On January 1, 2018, the new “fast-track” automatic authorization takes effect. In certain cases, some providers will be able to provide treatment without first submitting a Request for Authorization (RFA) for utilization review, because the treatment is automatically authorized. But like many things in workers’ compensation, this “automatic” authorization scheme comes with conditions, caveats, and important new rules.
On January 23, we’re hosting a free comprehensive webinar on fast-track authorization. In the meantime, here on our blog, we’ll tackle the various aspects of this new process. Today, we explore the 6 qualifying conditions when treatment is eligible for fast-track automatic authorization.
Senate Bill 1160 replaced the current Labor Code (LAB) § 4610 with a revised version, effective January 1, 2018. Most of the “new” LAB § 4610 is much like the old, but one major difference is the new, more efficient approach to treatment authorization.
“Automatic” authorization (we’ll explain why it’s not truly automatic in future blogs) will apply to a given treatment only if all of the following 6 conditions apply:
1. Date of Injury - Services for dates of injury (DOI) on or after January 1, 2018 only are eligible for automatic authorization.

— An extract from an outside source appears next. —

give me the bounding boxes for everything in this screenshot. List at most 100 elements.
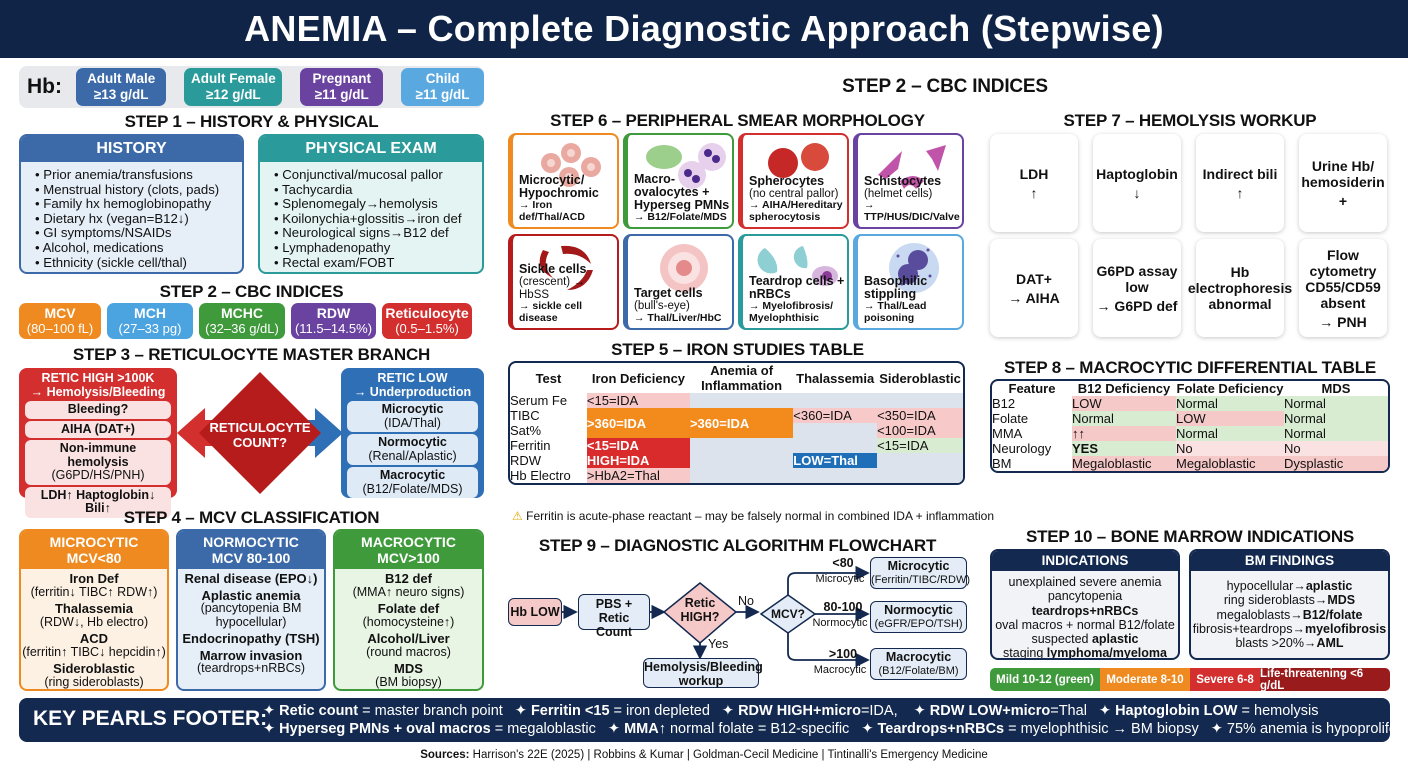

2. Treatment date - The treatment date must be within the first 30 days of the injury. No treatment is subject to automatic authorization on or after day 31 of the injury.
3. Liability accepted - The claims administrator must have accepted liability for the body parts and conditions treated. No treatment is eligible for automatic authorization if the claims administrator contests liability for either the body part or condition treated.
4. MTUS - Only treatment that is addressed in California’s Medical Treatment Utilization Schedule (MTUS) is eligible for automatic authorization.
5. Authorized Physician - Only physicians in the employer’s Medical Provider Network (MPN) or the injured worker’s predesignated physician are eligible for automatic authorization.
6. Excluded Treatments - The revised LAB § 4610 (c) lists treatments that are never subject to automatic authorization. Instead, these treatments are always subject to normal prospective UR.
As stated in the revised LAB § 4610 (c), excluded treatments include:
(1) Pharmaceuticals, to the extent they are neither expressly exempted from prospective review nor authorized by the drug formulary adopted pursuant to Section 5307.27.
(2) Nonemergency inpatient and outpatient surgery, including all presurgical and postsurgical services.
(3) Psychological treatment services.
(4) Home health care services.
(5) Imaging and radiology services, excluding X-rays.
(6) All durable medical equipment, whose combined total value exceeds two hundred fifty dollars ($250), as determined by the official medical fee schedule.
(7) Electrodiagnostic medicine, including, but not limited to, electromyography and nerve conduction studies.
(8) Any other service designated and defined through rules adopted by the administrative director.
In the coming weeks, we’ll use this blog to discuss new authorization and billing timelines that apply to automatic authorization treatments, as well as new rules for the entities that conduct utilization review. Whatever happens, we’ll keep readers up to speed.